Zhang Ru, Zhu Li, Zhu Zhengqi, Ge Yaqiong, Zhang Zhongxin, Wang Tianle
Department of Radiology, The Second Affiliated Hospital of Nantong University, Nantong, China.
GE Healthcare, Nanjing, China.
Ann Palliat Med. 2020 Sep;9(5):2684-2692. doi: 10.21037/apm-20-1142. Epub 2020 Jul 24.
Saving the ischemic penumbra (IP) is key in treating acute ischemic stroke (AIS). We aim to investigate the value of the apparent diffusion coefficient (ADC) map based radiomics model in the identification of IP in AIS.

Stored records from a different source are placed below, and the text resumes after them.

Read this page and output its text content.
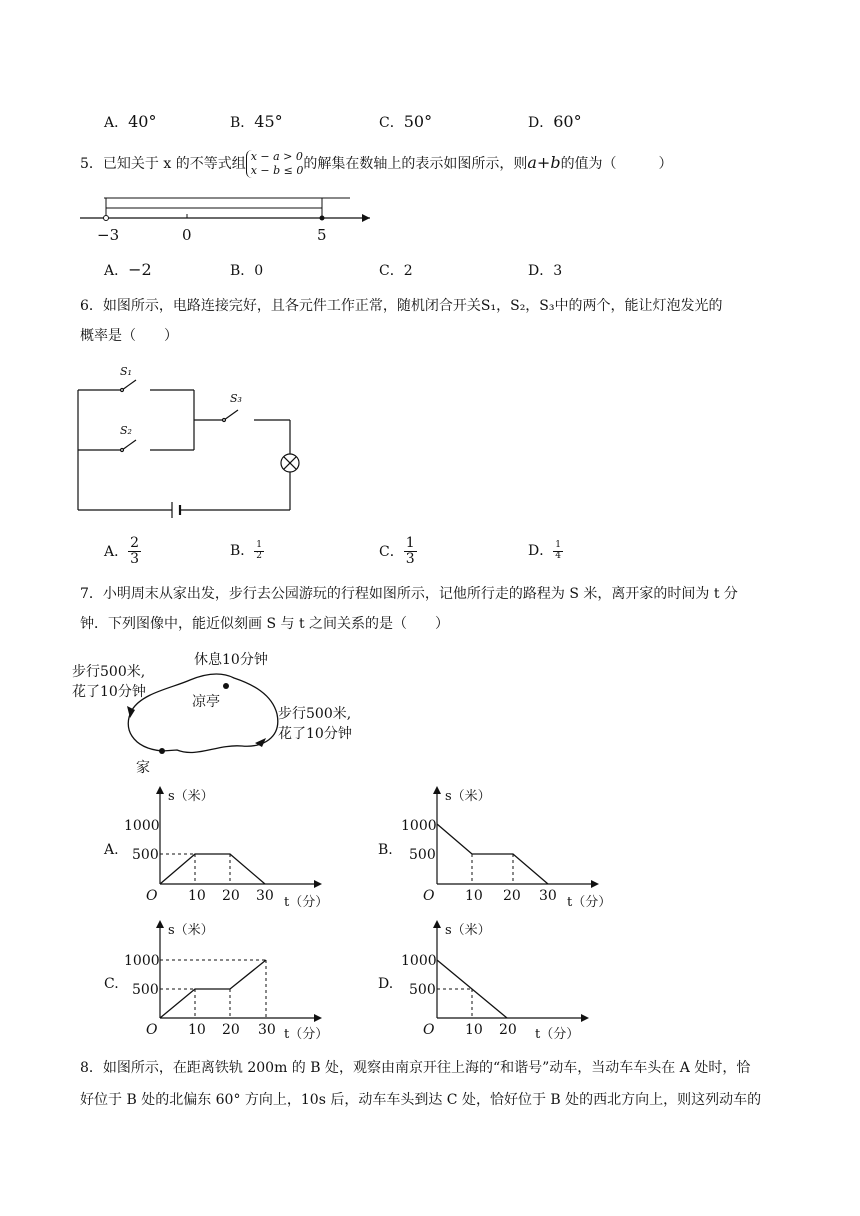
A．40°	B．45°	C．50°	D．60°
5．已知关于 x 的不等式组 x − a > 0
x − b ≤ 0 的解集在数轴上的表示如图所示，则a+b的值为（　　　）
−3	0	5
A．−2	B．0	C．2	D．3
6．如图所示，电路连接完好，且各元件工作正常，随机闭合开关S₁，S₂，S₃中的两个，能让灯泡发光的
概率是（　　）
S₁
S₂
S₃
A． $\frac{2}{3}$	B． $\frac{1}{2}$	C． $\frac{1}{3}$	D． $\frac{1}{4}$
7．小明周末从家出发，步行去公园游玩的行程如图所示，记他所行走的路程为 S 米，离开家的时间为 t 分
钟．下列图像中，能近似刻画 S 与 t 之间关系的是（　　）
休息10分钟
步行500米,
花了10分钟
凉亭
步行500米,
花了10分钟
家
A.
s（米）
1000
500
O 10 20 30 t（分）
B.
s（米）
1000
500
O 10 20 30 t（分）
C.
s（米）
1000
500
O 10 20 30 t（分）
D.
s（米）
1000
500
O 10 20 t（分）
8．如图所示，在距离铁轨 200m 的 B 处，观察由南京开往上海的“和谐号”动车，当动车车头在 A 处时，恰
好位于 B 处的北偏东 60° 方向上，10s 后，动车车头到达 C 处，恰好位于 B 处的西北方向上，则这列动车的
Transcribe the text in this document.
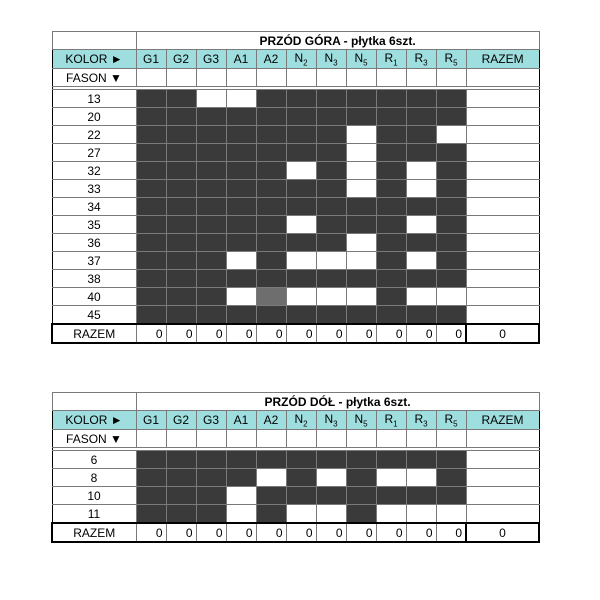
	PRZÓD GÓRA - płytka 6szt.											
KOLOR ►	G1	G2	G3	A1	A2	$N_2$	$N_3$	$N_5$	$R_1$	$R_3$	$R_5$	RAZEM
FASON ▼												

13												
20												
22												
27												
32												
33												
34												
35												
36												
37												
38												
40												
45												
RAZEM	0	0	0	0	0	0	0	0	0	0	0	0
	PRZÓD DÓŁ - płytka 6szt.											
KOLOR ►	G1	G2	G3	A1	A2	$N_2$	$N_3$	$N_5$	$R_1$	$R_3$	$R_5$	RAZEM
FASON ▼												

6												
8												
10												
11												
RAZEM	0	0	0	0	0	0	0	0	0	0	0	0
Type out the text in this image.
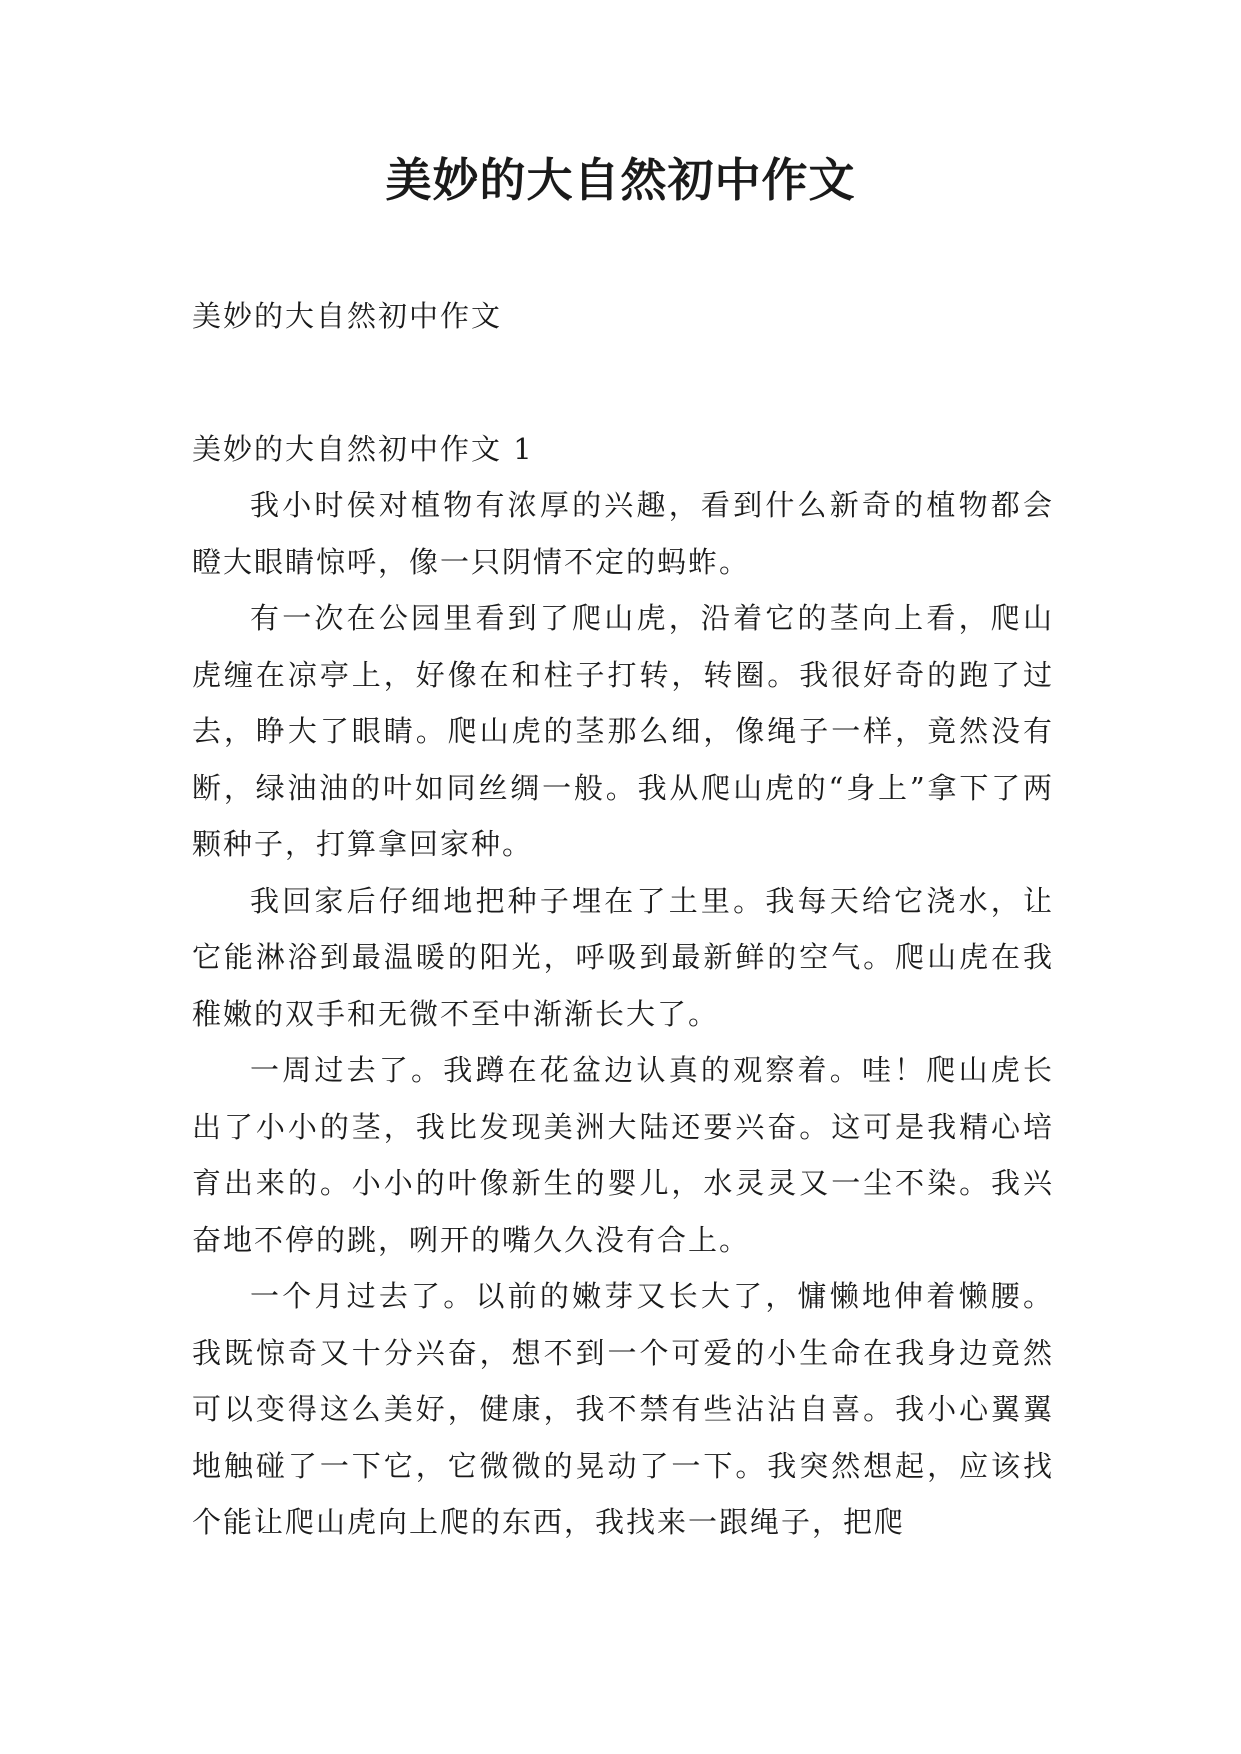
美妙的大自然初中作文

美妙的大自然初中作文

美妙的大自然初中作文 1

我小时侯对植物有浓厚的兴趣，看到什么新奇的植物都会瞪大眼睛惊呼，像一只阴情不定的蚂蚱。

有一次在公园里看到了爬山虎，沿着它的茎向上看，爬山虎缠在凉亭上，好像在和柱子打转，转圈。我很好奇的跑了过去，睁大了眼睛。爬山虎的茎那么细，像绳子一样，竟然没有断，绿油油的叶如同丝绸一般。我从爬山虎的“身上”拿下了两颗种子，打算拿回家种。

我回家后仔细地把种子埋在了土里。我每天给它浇水，让它能淋浴到最温暖的阳光，呼吸到最新鲜的空气。爬山虎在我稚嫩的双手和无微不至中渐渐长大了。

一周过去了。我蹲在花盆边认真的观察着。哇！爬山虎长出了小小的茎，我比发现美洲大陆还要兴奋。这可是我精心培育出来的。小小的叶像新生的婴儿，水灵灵又一尘不染。我兴奋地不停的跳，咧开的嘴久久没有合上。

一个月过去了。以前的嫩芽又长大了，慵懒地伸着懒腰。我既惊奇又十分兴奋，想不到一个可爱的小生命在我身边竟然可以变得这么美好，健康，我不禁有些沾沾自喜。我小心翼翼地触碰了一下它，它微微的晃动了一下。我突然想起，应该找个能让爬山虎向上爬的东西，我找来一跟绳子，把爬
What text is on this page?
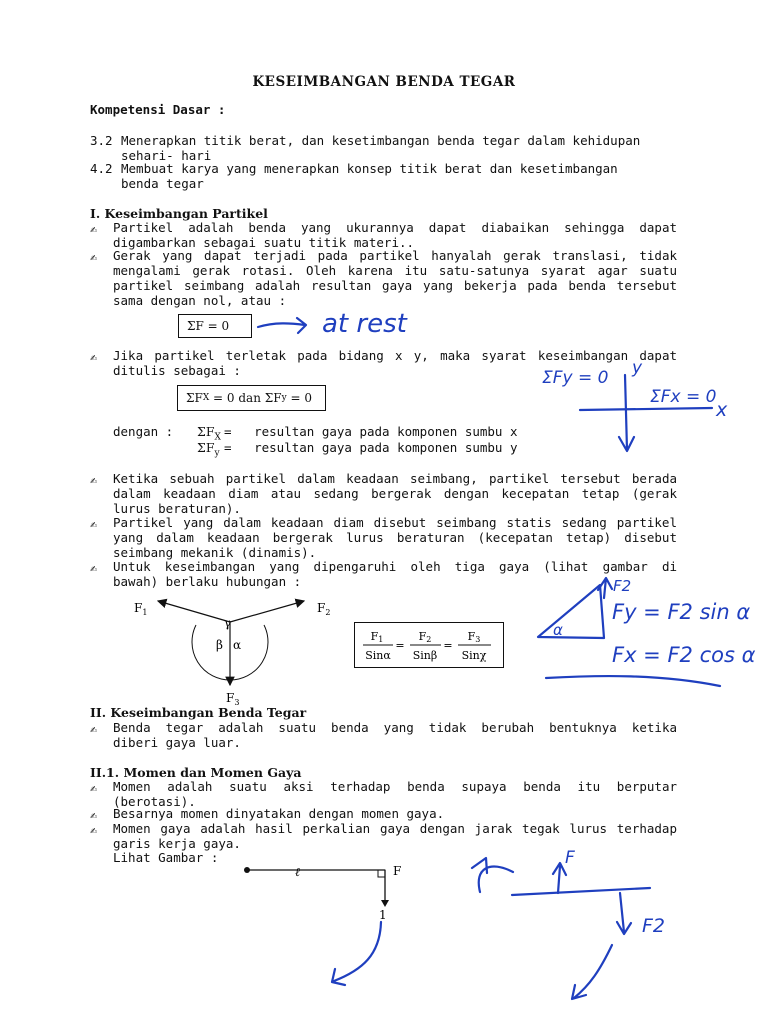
KESEIMBANGAN BENDA TEGAR
Kompetensi Dasar :
3.2 Menerapkan titik berat, dan kesetimbangan benda tegar dalam kehidupan
sehari- hari
4.2 Membuat karya yang menerapkan konsep titik berat dan kesetimbangan
benda tegar
I. Keseimbangan Partikel
✍	Partikel adalah benda yang ukurannya dapat diabaikan sehingga dapat
digambarkan sebagai suatu titik materi..
✍	Gerak yang dapat terjadi pada partikel hanyalah gerak translasi, tidak
mengalami gerak rotasi. Oleh karena itu satu-satunya syarat agar suatu
partikel seimbang adalah resultan gaya yang bekerja pada benda tersebut
sama dengan nol, atau :
ΣF = 0
✍	Jika partikel terletak pada bidang x y, maka syarat keseimbangan dapat
ditulis sebagai :
ΣF X = 0 dan ΣF y = 0
dengan : $\Sigma F_X$ =   resultan gaya pada komponen sumbu x
$\Sigma F_y$ =   resultan gaya pada komponen sumbu y
✍	Ketika sebuah partikel dalam keadaan seimbang, partikel tersebut berada
dalam keadaan diam atau sedang bergerak dengan kecepatan tetap (gerak
lurus beraturan).
✍	Partikel yang dalam keadaan diam disebut seimbang statis sedang partikel
yang dalam keadaan bergerak lurus beraturan (kecepatan tetap) disebut
seimbang mekanik (dinamis).
✍	Untuk keseimbangan yang dipengaruhi oleh tiga gaya (lihat gambar di
bawah) berlaku hubungan :
$F_1$	$F_2$
$F_3$
γ
β α
F1
Sinα
=
F2
Sinβ
=
F3
Sinχ
II. Keseimbangan Benda Tegar
✍	Benda tegar adalah suatu benda yang tidak berubah bentuknya ketika
diberi gaya luar.
II.1. Momen dan Momen Gaya
✍	Momen adalah suatu aksi terhadap benda supaya benda itu berputar
(berotasi).
✍	Besarnya momen dinyatakan dengan momen gaya.
✍	Momen gaya adalah hasil perkalian gaya dengan jarak tegak lurus terhadap
garis kerja gaya.
Lihat Gambar :
ℓ	F
1
at rest
ΣFy = 0 y
ΣFx = 0
x
F2
α
Fy = F2 sin α
Fx = F2 cos α
F
F2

This study retrospectively analyzed the data of 241 patients with AIS involving the anterior cerebral circulation who were treated in our hospital within 24 h of stroke onset from January 2014 to October 2019. With the perfusion-weighted imaging (PWI)/diffusion-weighted imaging (DWI) mismatch model as the gold standard to determine whether IP exists, we divided patients into PWI/DWI mismatch (84 cases) and non-PWI/DWI mismatch (157 cases). Following the DWI high signal area, the region of interest (ROI) was drawn to the maximum level of the lesions on the ADC map, and a total of 896 features were extracted. Maximum correlation and minimum redundancy (mRMR) algorithm were applied to select the optimized features subsets, and then the least absolute shrinkage and selection operator (LASSO) were furtherly applied to select the best features to construct radiomics signature in predicting PWI/DWI mismatch. The performance of the model was evaluated using a receiver operating characteristic (ROC) curve. One hundred times internal cross-validation was applied to evaluate the stability of the model. The clinical value of the model was evaluated using decision curve analysis (DCA).
Twenty-one features were finally selected to set up the radiomics model. In the training set, the area under the ROC curve (AUC) was 0.92, and the sensitivity, specificity, and accuracy were 0.93, 0.75, 0.82, respectively. In the validation set, the AUC was 0.90, and the sensitivity, specificity, and accuracy were 0.88, 0.74, 0.80, respectively. The average AUC of internal cross-validation for 100 times in the training set were 0.88 and 0.83 in the validation set. DCA shows that within the threshold range of 0.08 to 1.0, the model gains more net benefit.
The radiomics model based on the ADC map can effectively determine the presence of IP in patients with AIS.
挽救缺血半暗带(IP)是治疗急性缺血性脑卒中(AIS)的关键。我们旨在研究基于表观扩散系数(ADC)图的放射组学模型在识别AIS中IP的价值。
本研究回顾性分析了2014年1月至2019年10月在我院发病24小时内接受治疗的241例涉及前脑循环的AIS患者的数据。以灌注加权成像(PWI)/扩散加权成像(DWI)不匹配模型作为确定IP是否存在的金标准,将患者分为PWI/DWI不匹配组(84例)和非PWI/DWI不匹配组(157例)。在DWI高信号区域之后,在ADC图上病变的最大层面绘制感兴趣区(ROI),共提取896个特征。应用最大相关最小冗余(mRMR)算法选择优化特征子集,然后进一步应用最小绝对收缩和选择算子(LASSO)选择最佳特征以构建预测PWI/DWI不匹配的放射组学特征。使用受试者工作特征(ROC)曲线评估模型的性能。应用100次内部交叉验证评估模型的稳定性。使用决策曲线分析(DCA)评估模型的临床价值。
最终选择21个特征建立放射组学模型。在训练集中,ROC曲线下面积(AUC)为0.92,灵敏度、特异度和准确度分别为0.93、0.75、0.82。在验证集中,AUC为0.90,灵敏度、特异度和准确度分别为0.88、0.74、0.80。训练集中100次内部交叉验证的平均AUC在验证集中分别为0.88和0.83。DCA显示,在0.08至1.0的阈值范围内,模型获得更多净效益。
基于ADC图的放射组学模型可以有效确定AIS患者中IP的存在。